We observed that with the use of a single electrode of the central or frontal lobe, with maximum relative AUC, plus 6 of the parietal and occipital lobes the results of the classifier can be improved. Figure 5 shows that the electrode F1 contribute more to the classifier than CZ and FZ used in the Krusienski method [9]. Our results also surpass the winners of the BCI competition II [7], who use 4 electrodes from these brain regions: FZ, CZ, C3, C4. Electrode selection methods allow using fewer electrodes and reducing setup time and cost for an EEG-based P300 spellers [11].

Similarly, the results of the Fig. 4 show that using 4 electrodes with higher relative AUC and 6 electrodes of the parietal and occipital lobes we can maximize the percentage of total hits to 97.41% and hit with a smaller number of trials. We understand that there are other electrodes of these lobes (central/frontal) that provide information but to a lesser degree that even some of them may even impair the detection of P300.

It is important to emphasize that what we are detecting is not necessarily the maximum AUC in a electrode, rather we are detecting how different AUC’s are in this brain region. We are showing that the AUC differences between the target and non-target stimuli of the central and frontal area greater than in other brain regions in this subject. With this work we are looking for AUC to maximize the differences between a target and a non-target stimulus. It is still unclear which features are specifically involved in the detection of P300. However it would seem that the AUC in the P300 window is a feature that could help detect this ERP with few trials. It is necessary to consider that there are other characteristics that contribute to the detection of P300 like N200, N100, among others.

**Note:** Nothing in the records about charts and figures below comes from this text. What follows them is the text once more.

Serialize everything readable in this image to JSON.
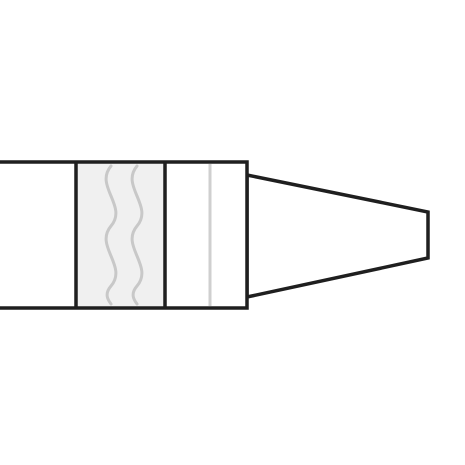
{
  "icon": {
    "name": "connector-plug-icon",
    "colors": {
      "background": "#ffffff",
      "outline": "#1f1f1f",
      "grip_fill": "#f0f0f0",
      "grip_lines": "#c8c8c8",
      "ring_line": "#cfcfcf",
      "body_fill": "#ffffff"
    }
  }
}
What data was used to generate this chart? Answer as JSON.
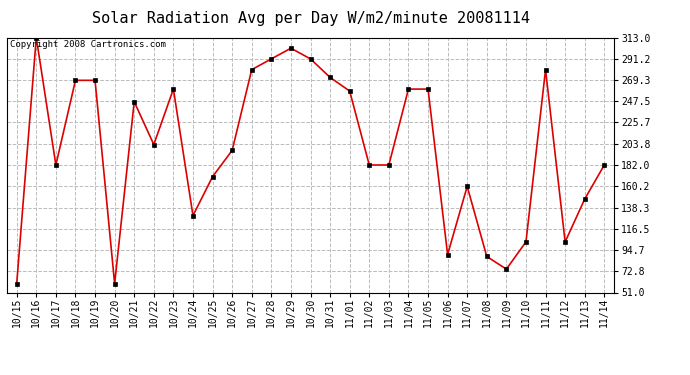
{
  "title": "Solar Radiation Avg per Day W/m2/minute 20081114",
  "copyright": "Copyright 2008 Cartronics.com",
  "labels": [
    "10/15",
    "10/16",
    "10/17",
    "10/18",
    "10/19",
    "10/20",
    "10/21",
    "10/22",
    "10/23",
    "10/24",
    "10/25",
    "10/26",
    "10/27",
    "10/28",
    "10/29",
    "10/30",
    "10/31",
    "11/01",
    "11/02",
    "11/03",
    "11/04",
    "11/05",
    "11/06",
    "11/07",
    "11/08",
    "11/09",
    "11/10",
    "11/11",
    "11/12",
    "11/13",
    "11/14"
  ],
  "values": [
    60,
    313,
    182,
    269,
    269,
    60,
    247,
    203,
    260,
    130,
    170,
    197,
    280,
    291,
    302,
    291,
    272,
    258,
    182,
    182,
    260,
    260,
    90,
    160,
    88,
    75,
    103,
    280,
    103,
    147,
    182
  ],
  "line_color": "#dd0000",
  "marker_color": "#000000",
  "bg_color": "#ffffff",
  "plot_bg_color": "#ffffff",
  "grid_color": "#bbbbbb",
  "yticks": [
    51.0,
    72.8,
    94.7,
    116.5,
    138.3,
    160.2,
    182.0,
    203.8,
    225.7,
    247.5,
    269.3,
    291.2,
    313.0
  ],
  "ylim": [
    51.0,
    313.0
  ],
  "title_fontsize": 11,
  "tick_fontsize": 7,
  "copyright_fontsize": 6.5
}
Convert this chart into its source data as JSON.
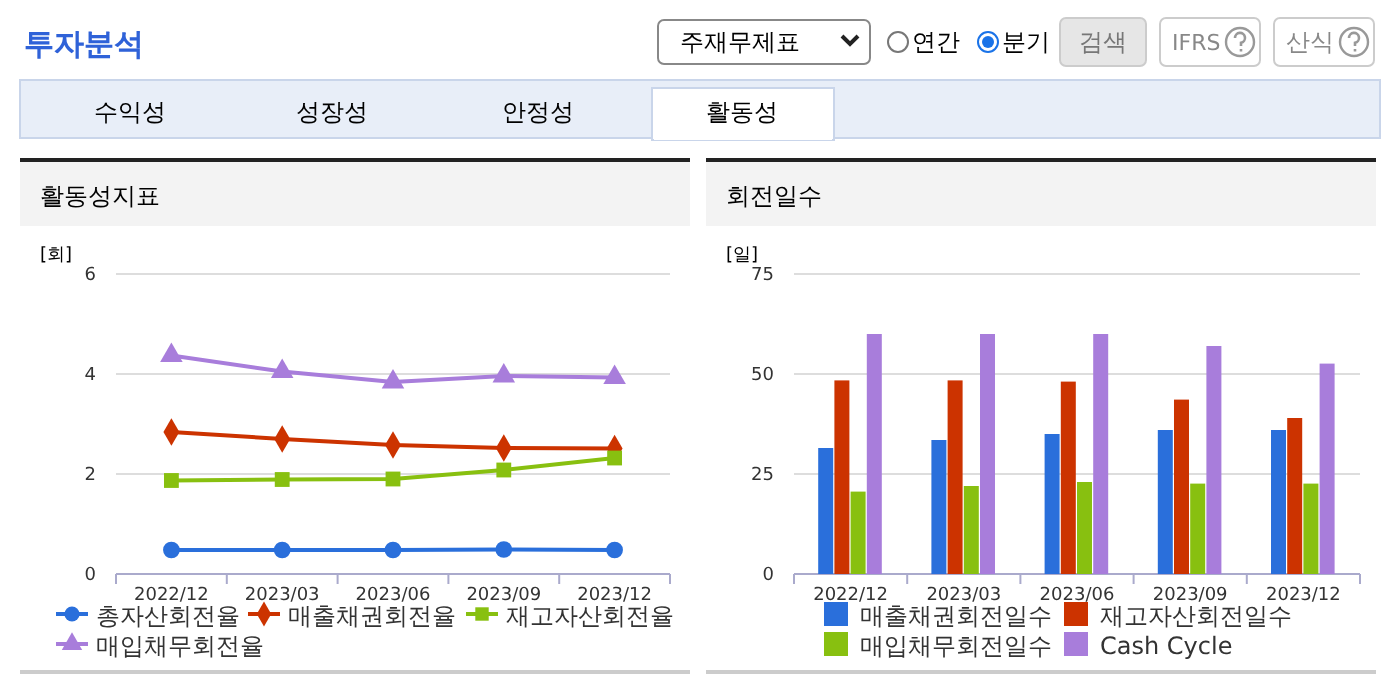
{
  "chart_data": [
    {
      "type": "other",
      "title": "투자분석",
      "annotations": [
        "주재무제표",
        "연간",
        "분기",
        "검색",
        "IFRS",
        "산식",
        "수익성",
        "성장성",
        "안정성",
        "활동성"
      ]
    },
    {
      "type": "line",
      "title": "활동성지표",
      "ylabel": "[회]",
      "categories": [
        "2022/12",
        "2023/03",
        "2023/06",
        "2023/09",
        "2023/12"
      ],
      "ylim": [
        0,
        6
      ],
      "yticks": [
        0,
        2,
        4,
        6
      ],
      "grid": "y",
      "legend": "bottom",
      "series": [
        {
          "name": "총자산회전율",
          "color": "#2a6fdb",
          "marker": "circle",
          "values": [
            0.48,
            0.48,
            0.48,
            0.49,
            0.48
          ]
        },
        {
          "name": "매출채권회전율",
          "color": "#cc3300",
          "marker": "diamond",
          "values": [
            2.84,
            2.7,
            2.58,
            2.52,
            2.51
          ]
        },
        {
          "name": "재고자산회전율",
          "color": "#88c010",
          "marker": "square",
          "values": [
            1.87,
            1.89,
            1.9,
            2.08,
            2.32
          ]
        },
        {
          "name": "매입채무회전율",
          "color": "#a87ddb",
          "marker": "triangle",
          "values": [
            4.37,
            4.05,
            3.84,
            3.96,
            3.93
          ]
        }
      ]
    },
    {
      "type": "bar",
      "title": "회전일수",
      "ylabel": "[일]",
      "categories": [
        "2022/12",
        "2023/03",
        "2023/06",
        "2023/09",
        "2023/12"
      ],
      "ylim": [
        0,
        75
      ],
      "yticks": [
        0,
        25,
        50,
        75
      ],
      "grid": "y",
      "legend": "bottom",
      "series": [
        {
          "name": "매출채권회전일수",
          "color": "#2a6fdb",
          "values": [
            31.5,
            33.5,
            35,
            36,
            36
          ]
        },
        {
          "name": "재고자산회전일수",
          "color": "#cc3300",
          "values": [
            48.4,
            48.4,
            48.1,
            43.6,
            39
          ]
        },
        {
          "name": "매입채무회전일수",
          "color": "#88c010",
          "values": [
            20.6,
            22,
            23,
            22.6,
            22.6
          ]
        },
        {
          "name": "Cash Cycle",
          "color": "#a87ddb",
          "values": [
            60,
            60,
            60,
            57,
            52.6
          ]
        }
      ]
    }
  ]
}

One of the weaknesses that we observe in this method derives from external noise component that only damages an epoch, fluctuations that alter the calculation of the areas and therefore the maximum relative AUC. We consider that the search for other characteristics, such as those mentioned in the previous paragraph, can help to overcome it.

This method aims to help the adaptability of BCI in each subject detecting a specific feature in each stimulus of each electrode. We believe that these types of methods, which look for specific characteristics, can help overcome the inter- and intra-subject variability that affect BCI. This is why in the future we will study how these characteristics vary between subject and subject.